Cosmic Trigger
Bluelighter
I agree that we use the "disease" card often to escape personal responsibility. But as you mentioned free will is at question. Do we have it? How much?
^ Bullshit.
"Addiction is not a moral failure," people say. Maybe in some abstract biological sense.
The vast majority of addicts are, however, moral failures, as are most of the posters in this thread or most likely all of Bluelight.
That's why we need to change. That's why we need Christ. That's why we need whatever we need to get of this fucked up cycle.
Two thumbs up. I was dead wrong for everything I did on drugs. I turned to Christ and am working on becoming a new man.
But what about Atheists? What do we do?
I often wonder where these morals actually come from? Are they organic? Like, as in inherent. Or are they a by-product of living in a social community? If a man was born, and raised himself and lived alone, would anything he does seem immoral? I suspect so but who can be sure? Or are they spiritual in nature? All of the above?
Does my head in sometimes!
I'm going to write a rather lengthy P&S type response, but first of all with regards to the religious tangent, I'd like to highlight to anyone who might have missed it that this discussion began as a tangent in itdrlg a thread from DC called Confess Your Drug Sins, which accounts for a great deal of the religious phraseology I have used in this thread, especially early on.
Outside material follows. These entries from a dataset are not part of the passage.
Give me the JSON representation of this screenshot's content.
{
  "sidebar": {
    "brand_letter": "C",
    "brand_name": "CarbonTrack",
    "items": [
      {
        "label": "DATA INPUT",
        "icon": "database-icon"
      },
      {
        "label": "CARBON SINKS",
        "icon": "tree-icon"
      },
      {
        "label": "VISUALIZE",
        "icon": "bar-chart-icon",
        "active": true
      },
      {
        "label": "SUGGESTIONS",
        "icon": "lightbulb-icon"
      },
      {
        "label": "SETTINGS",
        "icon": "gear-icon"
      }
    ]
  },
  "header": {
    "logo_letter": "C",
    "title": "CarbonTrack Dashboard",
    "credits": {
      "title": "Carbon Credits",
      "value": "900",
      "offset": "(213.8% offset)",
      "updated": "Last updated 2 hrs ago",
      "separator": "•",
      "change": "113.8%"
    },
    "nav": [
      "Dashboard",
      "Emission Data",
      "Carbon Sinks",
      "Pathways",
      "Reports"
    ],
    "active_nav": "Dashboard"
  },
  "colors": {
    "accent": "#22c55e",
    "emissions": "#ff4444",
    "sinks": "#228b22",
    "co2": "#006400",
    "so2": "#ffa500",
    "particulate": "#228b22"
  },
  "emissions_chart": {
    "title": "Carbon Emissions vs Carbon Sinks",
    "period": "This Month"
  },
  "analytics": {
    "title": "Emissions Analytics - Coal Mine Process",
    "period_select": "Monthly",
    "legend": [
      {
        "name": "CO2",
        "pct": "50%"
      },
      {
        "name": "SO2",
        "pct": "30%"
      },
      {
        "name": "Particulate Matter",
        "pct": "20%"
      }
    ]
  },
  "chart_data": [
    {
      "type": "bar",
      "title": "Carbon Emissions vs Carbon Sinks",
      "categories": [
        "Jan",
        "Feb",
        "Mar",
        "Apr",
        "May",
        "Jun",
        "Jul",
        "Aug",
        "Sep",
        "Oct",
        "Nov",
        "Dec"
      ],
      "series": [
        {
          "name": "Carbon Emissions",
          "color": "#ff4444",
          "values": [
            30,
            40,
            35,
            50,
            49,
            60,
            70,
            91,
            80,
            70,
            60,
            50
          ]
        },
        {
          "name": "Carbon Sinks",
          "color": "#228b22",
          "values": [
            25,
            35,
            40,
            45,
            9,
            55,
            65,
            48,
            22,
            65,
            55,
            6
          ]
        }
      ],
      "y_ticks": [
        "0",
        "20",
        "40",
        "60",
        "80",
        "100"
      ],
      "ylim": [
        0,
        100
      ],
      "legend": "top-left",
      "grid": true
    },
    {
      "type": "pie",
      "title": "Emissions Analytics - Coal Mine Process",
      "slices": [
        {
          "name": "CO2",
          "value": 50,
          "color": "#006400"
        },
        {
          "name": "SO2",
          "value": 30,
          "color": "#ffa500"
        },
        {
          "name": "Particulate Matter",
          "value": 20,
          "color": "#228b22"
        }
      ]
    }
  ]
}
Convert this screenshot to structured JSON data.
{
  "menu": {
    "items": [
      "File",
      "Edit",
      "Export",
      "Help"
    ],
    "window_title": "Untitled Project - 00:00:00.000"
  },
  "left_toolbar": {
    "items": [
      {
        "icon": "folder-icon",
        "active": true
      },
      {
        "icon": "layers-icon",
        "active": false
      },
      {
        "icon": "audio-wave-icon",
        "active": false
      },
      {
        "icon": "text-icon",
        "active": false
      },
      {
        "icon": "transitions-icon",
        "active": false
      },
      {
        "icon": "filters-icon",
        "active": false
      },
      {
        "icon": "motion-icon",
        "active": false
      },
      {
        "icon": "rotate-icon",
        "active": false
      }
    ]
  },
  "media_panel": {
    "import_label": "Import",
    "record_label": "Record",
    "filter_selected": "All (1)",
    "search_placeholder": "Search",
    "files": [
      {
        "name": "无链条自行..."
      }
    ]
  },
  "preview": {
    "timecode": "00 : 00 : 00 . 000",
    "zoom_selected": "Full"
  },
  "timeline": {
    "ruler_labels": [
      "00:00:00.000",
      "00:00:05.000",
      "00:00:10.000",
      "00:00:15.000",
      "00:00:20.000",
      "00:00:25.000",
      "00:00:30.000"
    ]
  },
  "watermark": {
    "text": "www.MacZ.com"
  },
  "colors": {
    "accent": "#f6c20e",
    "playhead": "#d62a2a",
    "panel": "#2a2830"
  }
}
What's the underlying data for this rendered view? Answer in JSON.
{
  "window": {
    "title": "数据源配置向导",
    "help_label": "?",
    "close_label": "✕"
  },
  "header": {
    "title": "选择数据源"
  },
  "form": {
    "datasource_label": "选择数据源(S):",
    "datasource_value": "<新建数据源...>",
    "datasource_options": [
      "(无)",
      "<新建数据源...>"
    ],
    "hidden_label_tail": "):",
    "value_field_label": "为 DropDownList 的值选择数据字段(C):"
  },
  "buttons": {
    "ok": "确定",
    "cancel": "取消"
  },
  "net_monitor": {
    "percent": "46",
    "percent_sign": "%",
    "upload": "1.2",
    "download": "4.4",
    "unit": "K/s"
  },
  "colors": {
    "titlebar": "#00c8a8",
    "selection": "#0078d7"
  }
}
Some people react in a rather agitated manner pretty much whenever God or religion is mentioned, and the responses tend toward a predictable and sophomoric statements about theodicy ("what kind of God would allow x," "if your God y, then I would never worship him," etc.)
SKL said:In terms of principles generally universally held we could add a proposition that we are obligated to follow the law, respect authority and the normative practices of society, but that's not one which will be very popular here for obvious reasons, so we'll omit it.
- we are moral beings;
- we have free will; and
- we have moral obligations.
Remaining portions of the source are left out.